Moreover, only about 17,500 U.S. servicemen are participating in the ongoing exercise, a decrease from 25,000 last year.

Washington says the decrease in the scale of U.S. troops participating in the drills has no particular implication, but could be interpreted as a way to avoid provoking North Korea further as China and Russia are wary of the joint drills.

Even though the drills include Operation Plan 5015, which is based on the assumption of attacking the nerve center of the North Korean regime, Pyongyang's statement is undoubtedly an overreaction.

North Korea should be aware that its threat to launch missiles that would fly over Japan toward Guam is totally irrational and contrary to the common sense of the international community.

Regardless of North Korea's true intentions, there is no guarantee that any missiles launched by Pyongyang will not cause damage directly to Guam. The possibility cannot be ruled out, either, that North Korean missiles or their fragments will drop into Japan's territory including its territorial waters.

Generally, such a situation could be regarded as an armed attack and subject to counterattacks.

If North Korea really wants to have dialogue with the United States, Pyongyang should first and foremost stop threatening to launch missiles toward Guam.
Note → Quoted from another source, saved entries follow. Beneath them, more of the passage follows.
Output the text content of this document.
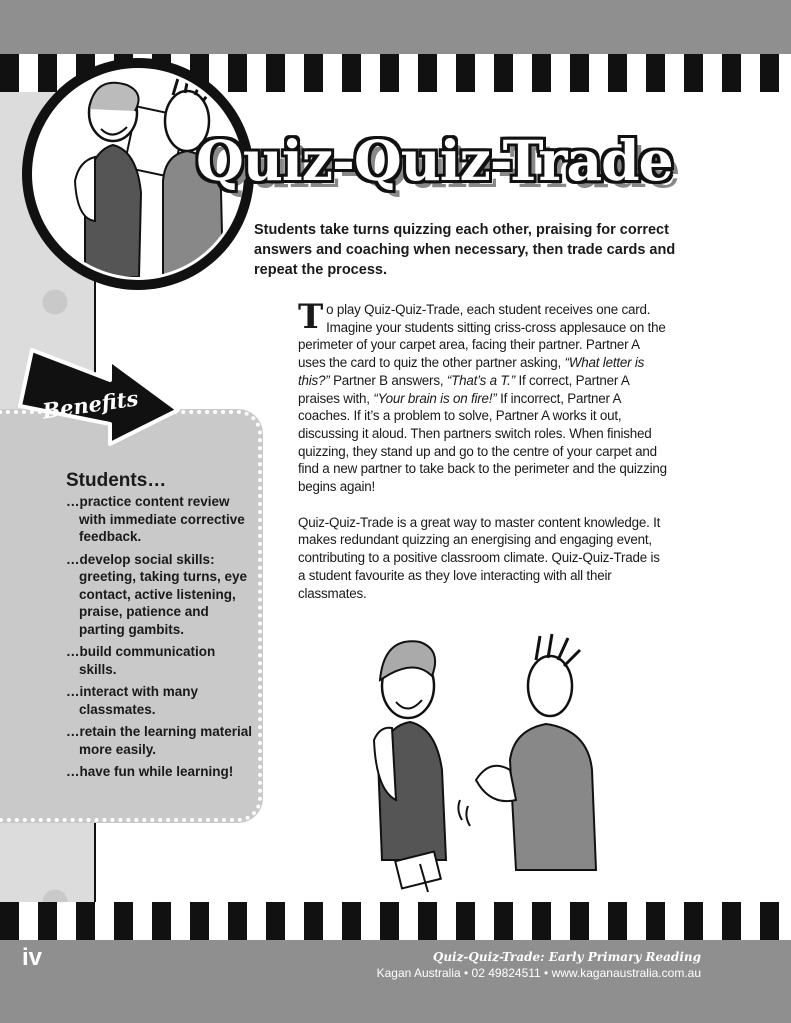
Quiz-Quiz-Trade
Students take turns quizzing each other, praising for correct answers and coaching when necessary, then trade cards and repeat the process.

To play Quiz-Quiz-Trade, each student receives one card. Imagine your students sitting criss-cross applesauce on the perimeter of your carpet area, facing their partner. Partner A uses the card to quiz the other partner asking, “What letter is this?” Partner B answers, “That’s a T.” If correct, Partner A praises with, “Your brain is on fire!” If incorrect, Partner A coaches. If it’s a problem to solve, Partner A works it out, discussing it aloud. Then partners switch roles. When finished quizzing, they stand up and go to the centre of your carpet and find a new partner to take back to the perimeter and the quizzing begins again!

Quiz-Quiz-Trade is a great way to master content knowledge. It makes redundant quizzing an energising and engaging event, contributing to a positive classroom climate. Quiz-Quiz-Trade is a student favourite as they love interacting with all their classmates.

Benefits
Students…
…practice content review with immediate corrective feedback.
…develop social skills: greeting, taking turns, eye contact, active listening, praise, patience and parting gambits.
…build communication skills.
…interact with many classmates.
…retain the learning material more easily.
…have fun while learning!
iv	Quiz-Quiz-Trade: Early Primary Reading
Kagan Australia • 02 49824511 • www.kaganaustralia.com.au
If North Korea uses military threats, it will only stir pro-war sentiment among U.S. citizens and thereby be counterproductive.

The North Korean regime should be aware that its brinkmanship strategy has reached its limit.

Steve Bannon and other top aides to U.S. President Donald Trump have left the government one after another, and some key posts in the State Department and Defense Department remain vacant.

Concerns remain about the U.S. government's failure to work out a sufficient strategy toward the North Korean issue as well as its capabilities at the working-level. This is obviously the reality that the United States faces. Under such circumstances, the United States should strengthen its alliance with Japan, South Korea, China and Russia and pursue direct and indirect dialogue with North Korea.